Thundersfield Castle, Surrey (in book review)

View

The whole of this book review from the Spectator is given below. Watkins copied out in longhand the part from “We wonder if” to “drawn up and ratified.” He found the description of Thundersfield Castle “most fascinating” and wrote a letter to the Spectator on the subject.

THE LAWS OF THE EARLIEST ENGLISH KINGS.*

This volume, The Laws of the Earliest English Kings, is essentially a work for Constitutional experts. But, though the general reader is not likely to be much inspired by an Anglo-Saxon attempt at codification, there are things which will move him as they have moved the present writer. Some of the compilations of laws are said to have been issued from “Thundersfield Castle.” We wonder if the same Thundersfield—a magnificent name!—is a strange and indeed ominous place in the Weald of Surrey, almost on the border of Sussex. It is to be found amid a labyrinth of grass lanes and fields about six or seven miles due south of Merstham. The place is marked as Thunderfield Castle on the Ordnance Map; but, like so many castles, it is not a castle of stone ruins, but a much more primitive fortification, or “place of arms.” The special interest of it is that the Castle is not marked by earthworks but by a curious and evidently very ancient system of broad and irregular ditches. Indeed, the ordinary man might describe the place as a little muddy lake with a small island in the middle. The place is so hidden away that only hunting people ever come across it. No main road or trackway leads to it, or is near it, and the grass roads are so overgrown that they are almost merged in the thickets that surround them.

Perhaps some of our readers may be able to tell us whether this was the Thundersfield mentioned in the following passage:—

“1. These are the ordinances which the councillors established at Exeter by the advice of King Æthelstan, and again at Faversham, and on a third occasion at Thundersfield (?), where all these provisions were drawn up and ratified.”

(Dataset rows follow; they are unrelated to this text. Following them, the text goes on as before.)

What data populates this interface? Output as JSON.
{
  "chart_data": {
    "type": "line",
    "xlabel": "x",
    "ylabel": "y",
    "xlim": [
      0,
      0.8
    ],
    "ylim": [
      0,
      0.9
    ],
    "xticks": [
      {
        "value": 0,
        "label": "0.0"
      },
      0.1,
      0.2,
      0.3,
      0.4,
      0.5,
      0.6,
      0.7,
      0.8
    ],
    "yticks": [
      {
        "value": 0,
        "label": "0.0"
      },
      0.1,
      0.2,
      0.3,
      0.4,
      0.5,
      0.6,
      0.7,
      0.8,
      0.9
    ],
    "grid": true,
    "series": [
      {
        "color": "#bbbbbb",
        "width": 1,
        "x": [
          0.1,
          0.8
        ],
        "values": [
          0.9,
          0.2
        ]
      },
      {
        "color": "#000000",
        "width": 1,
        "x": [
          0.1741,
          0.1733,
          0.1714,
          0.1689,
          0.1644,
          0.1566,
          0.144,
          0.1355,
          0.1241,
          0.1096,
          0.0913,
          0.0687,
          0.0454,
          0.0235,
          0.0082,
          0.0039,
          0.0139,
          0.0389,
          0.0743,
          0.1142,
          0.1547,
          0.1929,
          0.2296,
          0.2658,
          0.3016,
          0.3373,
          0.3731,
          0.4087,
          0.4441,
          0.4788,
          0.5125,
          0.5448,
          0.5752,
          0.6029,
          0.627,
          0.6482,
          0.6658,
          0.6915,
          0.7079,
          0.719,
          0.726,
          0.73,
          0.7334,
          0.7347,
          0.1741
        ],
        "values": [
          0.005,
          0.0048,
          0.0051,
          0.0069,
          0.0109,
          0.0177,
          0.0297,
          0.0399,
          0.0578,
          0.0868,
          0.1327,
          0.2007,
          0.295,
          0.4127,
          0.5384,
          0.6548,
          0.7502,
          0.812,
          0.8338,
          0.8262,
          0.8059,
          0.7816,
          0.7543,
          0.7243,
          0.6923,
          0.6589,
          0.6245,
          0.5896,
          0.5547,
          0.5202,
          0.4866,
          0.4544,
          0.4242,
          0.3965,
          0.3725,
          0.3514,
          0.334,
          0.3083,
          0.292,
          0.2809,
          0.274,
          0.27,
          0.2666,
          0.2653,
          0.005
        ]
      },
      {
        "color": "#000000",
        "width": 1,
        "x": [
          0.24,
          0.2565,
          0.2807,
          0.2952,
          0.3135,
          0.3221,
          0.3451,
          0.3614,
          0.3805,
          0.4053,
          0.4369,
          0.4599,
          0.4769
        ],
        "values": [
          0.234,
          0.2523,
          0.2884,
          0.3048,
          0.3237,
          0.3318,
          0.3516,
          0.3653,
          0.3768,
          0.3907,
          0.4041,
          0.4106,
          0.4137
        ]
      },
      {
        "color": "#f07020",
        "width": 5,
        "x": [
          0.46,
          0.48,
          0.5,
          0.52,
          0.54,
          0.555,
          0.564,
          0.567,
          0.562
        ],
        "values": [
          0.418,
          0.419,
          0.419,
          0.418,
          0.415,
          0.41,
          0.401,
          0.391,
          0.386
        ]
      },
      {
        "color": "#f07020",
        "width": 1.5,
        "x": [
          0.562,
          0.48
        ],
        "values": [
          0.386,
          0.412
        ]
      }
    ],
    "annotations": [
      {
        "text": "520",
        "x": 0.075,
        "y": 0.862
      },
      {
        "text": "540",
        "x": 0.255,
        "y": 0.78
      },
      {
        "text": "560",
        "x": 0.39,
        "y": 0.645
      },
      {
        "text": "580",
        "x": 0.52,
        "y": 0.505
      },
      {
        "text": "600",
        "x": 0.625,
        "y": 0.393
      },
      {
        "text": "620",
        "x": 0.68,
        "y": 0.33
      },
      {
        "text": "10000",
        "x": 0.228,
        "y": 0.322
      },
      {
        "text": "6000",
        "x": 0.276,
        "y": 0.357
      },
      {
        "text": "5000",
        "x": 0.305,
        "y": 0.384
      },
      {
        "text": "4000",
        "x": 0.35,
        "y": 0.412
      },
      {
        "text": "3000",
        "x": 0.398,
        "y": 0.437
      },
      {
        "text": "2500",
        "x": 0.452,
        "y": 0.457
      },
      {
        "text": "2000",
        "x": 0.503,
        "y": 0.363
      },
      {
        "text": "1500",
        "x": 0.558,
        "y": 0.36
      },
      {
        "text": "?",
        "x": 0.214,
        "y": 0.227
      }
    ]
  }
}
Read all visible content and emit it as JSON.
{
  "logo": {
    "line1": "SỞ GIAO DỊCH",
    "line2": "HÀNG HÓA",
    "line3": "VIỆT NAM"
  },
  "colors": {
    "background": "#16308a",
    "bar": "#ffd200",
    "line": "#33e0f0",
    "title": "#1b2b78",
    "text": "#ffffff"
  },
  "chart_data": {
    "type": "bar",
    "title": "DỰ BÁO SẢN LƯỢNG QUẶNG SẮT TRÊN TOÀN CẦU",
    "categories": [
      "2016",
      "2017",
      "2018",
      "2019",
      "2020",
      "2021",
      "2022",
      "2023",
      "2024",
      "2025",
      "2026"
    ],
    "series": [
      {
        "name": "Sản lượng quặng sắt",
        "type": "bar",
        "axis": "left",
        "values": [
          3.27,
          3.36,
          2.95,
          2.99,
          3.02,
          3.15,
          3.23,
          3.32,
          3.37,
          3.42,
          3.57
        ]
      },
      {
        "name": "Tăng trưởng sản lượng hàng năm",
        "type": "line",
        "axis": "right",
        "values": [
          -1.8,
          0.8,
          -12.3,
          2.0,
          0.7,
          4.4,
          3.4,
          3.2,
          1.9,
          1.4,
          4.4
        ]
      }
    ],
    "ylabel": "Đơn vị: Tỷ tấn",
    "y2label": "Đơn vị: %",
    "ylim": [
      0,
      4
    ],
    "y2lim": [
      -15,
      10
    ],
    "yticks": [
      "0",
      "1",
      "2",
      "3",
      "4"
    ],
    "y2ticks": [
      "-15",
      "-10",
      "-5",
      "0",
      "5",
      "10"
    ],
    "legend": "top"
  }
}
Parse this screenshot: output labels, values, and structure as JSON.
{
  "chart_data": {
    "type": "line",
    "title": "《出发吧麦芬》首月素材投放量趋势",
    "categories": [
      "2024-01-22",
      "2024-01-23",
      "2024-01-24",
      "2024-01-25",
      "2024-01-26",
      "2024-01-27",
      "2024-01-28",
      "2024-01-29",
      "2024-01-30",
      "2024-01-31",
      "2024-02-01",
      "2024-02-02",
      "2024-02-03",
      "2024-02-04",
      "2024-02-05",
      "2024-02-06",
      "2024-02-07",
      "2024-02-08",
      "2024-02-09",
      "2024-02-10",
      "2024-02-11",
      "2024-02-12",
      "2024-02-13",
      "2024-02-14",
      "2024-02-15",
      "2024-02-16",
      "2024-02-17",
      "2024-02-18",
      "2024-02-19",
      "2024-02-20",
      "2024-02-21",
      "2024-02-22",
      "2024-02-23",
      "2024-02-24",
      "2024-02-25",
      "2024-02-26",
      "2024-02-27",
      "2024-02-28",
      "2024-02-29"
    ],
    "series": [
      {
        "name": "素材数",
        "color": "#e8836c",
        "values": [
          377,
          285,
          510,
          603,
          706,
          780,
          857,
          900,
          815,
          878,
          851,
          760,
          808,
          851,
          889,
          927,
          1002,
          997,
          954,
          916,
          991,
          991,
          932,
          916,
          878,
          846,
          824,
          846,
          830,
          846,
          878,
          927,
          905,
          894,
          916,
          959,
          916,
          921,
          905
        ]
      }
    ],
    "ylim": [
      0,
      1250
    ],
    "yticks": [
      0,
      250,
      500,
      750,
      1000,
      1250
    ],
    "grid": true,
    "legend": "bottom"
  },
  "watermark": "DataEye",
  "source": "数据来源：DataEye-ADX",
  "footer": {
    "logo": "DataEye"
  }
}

Certainly whoever gave its name to this Castle of doom and wonder had a sense of style. It would afford a good title to a military or naval Peer. Viscount Thunderfield. That would have suited General Horne.

*The Laws of the Earliest English Kings. Edited and translated by F. L. Attenborough, M.A. Cambridge: at the University Press. [15s. net.]

 

Source info: MS note by AW “Spectator Aug 26th 1922”; checked in library.